Years ago I read something that continues to motivate me. I don’t remember who said it or where I read it, but it has been my guiding principle ever since. Simply put, if you are truly a writer, then set aside one hour each day and write.
It’s amazing what can happen when you adhere to that discipline. It doesn’t make any difference if you are working on a novel or writing blogs, just write. I set my time in the morning. Some days the hour is painstakingly long and seems to never end, especially when writing dialogue—I hate writing dialogue. Other days, the words seem to flow and four hours pass before I realize it.
Having something to write about is another issue. I love mysteries. I am a problem solver by nature, so creating a murder and lining up the usual subjects is fun for me. I love dreaming up ways to keep the reader guessing or how to throw in a twist at the end. During the writing of my second Anne Marshall book, Revenge Served Cold, I woke up at 3:00 in the morning and realized I had the wrong killer. Don’t be afraid to go back and rewrite your book, no matter how far you are in the process.
For me, creating the characters is the easiest part. My characters come from personal experiences. People I know, either intimately such as friends and family, or casually like the lunatic who works in the pod next to me. I might change the color of hair, or even the gender, but the basic personality is the same.

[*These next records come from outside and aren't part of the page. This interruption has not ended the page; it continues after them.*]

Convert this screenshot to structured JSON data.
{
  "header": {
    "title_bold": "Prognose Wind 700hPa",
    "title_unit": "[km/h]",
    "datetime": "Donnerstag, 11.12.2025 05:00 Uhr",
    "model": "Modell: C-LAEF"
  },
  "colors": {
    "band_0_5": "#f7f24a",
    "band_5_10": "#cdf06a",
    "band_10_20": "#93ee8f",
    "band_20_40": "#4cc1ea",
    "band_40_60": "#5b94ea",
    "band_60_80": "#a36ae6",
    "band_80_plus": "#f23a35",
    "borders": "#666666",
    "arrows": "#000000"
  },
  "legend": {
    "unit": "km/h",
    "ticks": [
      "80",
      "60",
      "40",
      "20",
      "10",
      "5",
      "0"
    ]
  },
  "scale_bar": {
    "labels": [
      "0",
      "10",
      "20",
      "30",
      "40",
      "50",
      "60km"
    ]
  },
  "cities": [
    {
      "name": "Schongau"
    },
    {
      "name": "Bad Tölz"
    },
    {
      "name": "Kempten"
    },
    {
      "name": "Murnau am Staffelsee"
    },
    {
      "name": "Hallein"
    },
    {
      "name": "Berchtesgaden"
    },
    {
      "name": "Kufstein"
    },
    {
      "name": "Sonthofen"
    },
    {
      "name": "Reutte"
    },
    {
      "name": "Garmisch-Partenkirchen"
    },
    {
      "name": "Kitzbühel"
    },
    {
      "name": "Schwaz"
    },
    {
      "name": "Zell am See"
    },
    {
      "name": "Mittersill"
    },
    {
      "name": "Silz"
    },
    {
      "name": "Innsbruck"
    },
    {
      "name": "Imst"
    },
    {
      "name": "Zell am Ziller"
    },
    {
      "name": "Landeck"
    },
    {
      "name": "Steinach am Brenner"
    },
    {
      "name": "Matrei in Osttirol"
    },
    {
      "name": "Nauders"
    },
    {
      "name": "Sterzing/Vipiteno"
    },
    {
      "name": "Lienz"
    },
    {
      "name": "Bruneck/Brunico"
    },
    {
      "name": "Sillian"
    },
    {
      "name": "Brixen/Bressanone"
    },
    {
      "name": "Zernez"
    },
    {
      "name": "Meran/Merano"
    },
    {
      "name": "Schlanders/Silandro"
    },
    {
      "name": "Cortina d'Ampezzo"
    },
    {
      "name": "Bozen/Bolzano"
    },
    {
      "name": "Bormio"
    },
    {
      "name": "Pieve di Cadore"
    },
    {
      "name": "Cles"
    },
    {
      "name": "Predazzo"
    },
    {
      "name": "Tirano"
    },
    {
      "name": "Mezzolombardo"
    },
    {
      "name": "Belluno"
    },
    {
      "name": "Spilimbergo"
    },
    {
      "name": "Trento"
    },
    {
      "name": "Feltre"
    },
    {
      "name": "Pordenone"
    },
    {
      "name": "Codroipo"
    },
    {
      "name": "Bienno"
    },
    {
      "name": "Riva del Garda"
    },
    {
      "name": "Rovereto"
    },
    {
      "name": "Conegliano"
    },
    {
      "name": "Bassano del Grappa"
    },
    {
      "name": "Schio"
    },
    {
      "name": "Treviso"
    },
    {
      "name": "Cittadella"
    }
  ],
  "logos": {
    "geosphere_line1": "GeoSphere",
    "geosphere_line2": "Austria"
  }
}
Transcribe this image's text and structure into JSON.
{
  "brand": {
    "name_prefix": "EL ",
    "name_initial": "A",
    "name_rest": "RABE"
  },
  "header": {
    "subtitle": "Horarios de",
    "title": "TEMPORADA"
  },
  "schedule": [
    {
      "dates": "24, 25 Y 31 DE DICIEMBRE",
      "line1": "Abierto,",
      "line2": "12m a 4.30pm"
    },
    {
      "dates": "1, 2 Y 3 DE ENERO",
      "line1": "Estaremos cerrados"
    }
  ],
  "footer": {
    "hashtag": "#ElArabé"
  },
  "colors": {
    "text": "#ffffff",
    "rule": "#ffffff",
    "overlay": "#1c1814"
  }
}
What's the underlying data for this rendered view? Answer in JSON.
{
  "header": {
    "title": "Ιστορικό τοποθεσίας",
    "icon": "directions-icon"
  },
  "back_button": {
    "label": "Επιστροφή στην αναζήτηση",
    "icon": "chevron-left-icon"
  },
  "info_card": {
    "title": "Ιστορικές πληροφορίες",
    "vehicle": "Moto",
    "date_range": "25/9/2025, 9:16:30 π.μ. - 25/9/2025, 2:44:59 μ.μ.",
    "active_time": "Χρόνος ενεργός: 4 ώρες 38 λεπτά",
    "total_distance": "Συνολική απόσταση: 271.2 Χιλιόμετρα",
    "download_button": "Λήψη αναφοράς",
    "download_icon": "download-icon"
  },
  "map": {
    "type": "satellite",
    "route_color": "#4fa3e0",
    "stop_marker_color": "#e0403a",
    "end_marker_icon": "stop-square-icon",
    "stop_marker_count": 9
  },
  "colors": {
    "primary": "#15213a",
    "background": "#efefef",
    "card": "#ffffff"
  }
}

My protagonist, Anne Marshall, is me—or my alter ego. Alright, Anne is young and I’m in my 60s; Anne is slim and in shape while I am overweight and find exercise hazardous to my health; and, Anne has dark hair and dark eyes where I am a blond with blue eyes. Other than those minor differences, we are one in the same. We share the same experiences of balancing work, school and relationships while attending law school at night. We have the same deep friendships with study group members, and the same need to continually fix other people’s problems.
For Anne’s trusty sidekick, it made sense that it should be her father. Their relationship was unique and extraordinary; I just didn’t realize he was dead until I was halfway through the book. This was another one of those 3:00 in the morning realizations. By making Anne’s father a ghost, I was able to give Anne the superhuman qualities an amateur sleuth needs, while exploring their father daughter relationship in a way I could not if he were alive. As all authors know, stories take on a life of their own.
Writing is not easy. We all encounter writer’s block and procrastination. But, for me, adhering to the one hour a day rule gets me over the rough spots. Whoever it was that gave that advice, thank you.